Among her Untitled Works 1989-90 is a piece that consists of eleven neat stacks of men’s white cotton shirts, buttoned and folded with care, with stiff collars and square corners, rising up from the floor in varying heights.  The shirts have been saturated and stiffened with white plaster, barely visible in the weave of the fabric. Each stack is pierced through at the shirt’s shoulder with a tall, vertical rod of sharpened steel rebar, the surrogate figure impaled and immobilized. The stacks appear like a spiked pile of completed orders in a diner kitchen, suggesting that violent oppression is simply business as usual.

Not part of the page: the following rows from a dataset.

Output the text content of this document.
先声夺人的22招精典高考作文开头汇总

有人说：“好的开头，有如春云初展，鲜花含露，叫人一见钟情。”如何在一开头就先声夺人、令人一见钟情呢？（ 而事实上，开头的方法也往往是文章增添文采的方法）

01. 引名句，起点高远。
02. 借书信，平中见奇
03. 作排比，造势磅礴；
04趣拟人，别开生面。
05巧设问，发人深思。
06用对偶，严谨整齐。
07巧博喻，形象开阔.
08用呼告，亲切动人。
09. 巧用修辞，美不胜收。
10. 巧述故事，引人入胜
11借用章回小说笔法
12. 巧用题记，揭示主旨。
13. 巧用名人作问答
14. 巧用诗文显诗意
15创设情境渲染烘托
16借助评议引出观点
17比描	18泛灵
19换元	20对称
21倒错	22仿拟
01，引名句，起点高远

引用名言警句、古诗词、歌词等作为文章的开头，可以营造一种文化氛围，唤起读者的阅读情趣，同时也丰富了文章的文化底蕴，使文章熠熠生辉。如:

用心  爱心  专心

Salcedo’s works strike an uncanny resonance; their connection to the world of the living is exquisitely sensual, full of textures such as worn wood, rusty metal, and natural fibers, but tactile and visual pleasure is subverted by the tragic context of the objects’ making. In Unland (1995-1998), three tables are made from six tables, each one a composition of two mismatched tables, incongruous but soundly joined. Upon close inspection, one can see that the wooden surfaces are intermittently covered with fine silk cloth and strands of human hair growing out of invisible follicles in the surface of the table. The pieces, the scale of dining tables, were made in response to interviews with orphaned children who witnessed their parents’ murder.  In A Flor de Piel (2014), created in memory of a nurse who overcame great obstacles in life only to be kidnapped and tortured to death, Salcedo’s team discovered a way to preserve rose petals so that they would be flexible enough to be sewn together, petal by petal, into an enormous shroud that covers the floor. In the resulting piece, the deep red of the rose petal becomes an undulating carpet the oxidized color of dried blood.

Salcedo asks all of her assistants to erase the evidence of their hand from the work, in order to make everything appear a miracle or mirage, without a maker. Plegaria Muda (2008-2010) provides an excellent example of this quality.  To access the exhibition, visitors, upon exiting the elevator, are immediately confronted with an orderly maze of long, narrow wooden tables in pairs of two, stacked one inverted on top of the other, like a vast classroom closed up for summer vacation.  With no direct path to cross the room to the show’s formal gallery entrance, visitors must wind their way slowly through. On the underside of each inverted table sprout several fragile blades of live grass, growing from a 6” thick slab of dark earth sandwiched between the two tables. There is no evidence of water, and there is no visible hole in the wood that would allow the grass to grow through. The tables, together with the earth and grass, create a deep field of human-sized forms laid out horizontally, side-by-side, suggesting burial, final rest, and the regenerative hope of life. The piece was created in memoriam of countless youth who have died as a result of gang violence in Los Angeles.

Doris Salcedo, previously on display at the Chicago MCA, travels to New York’s Guggenheim Museum June 26 through October 12, and to the new Perez Art Museum Miami for summer 2016.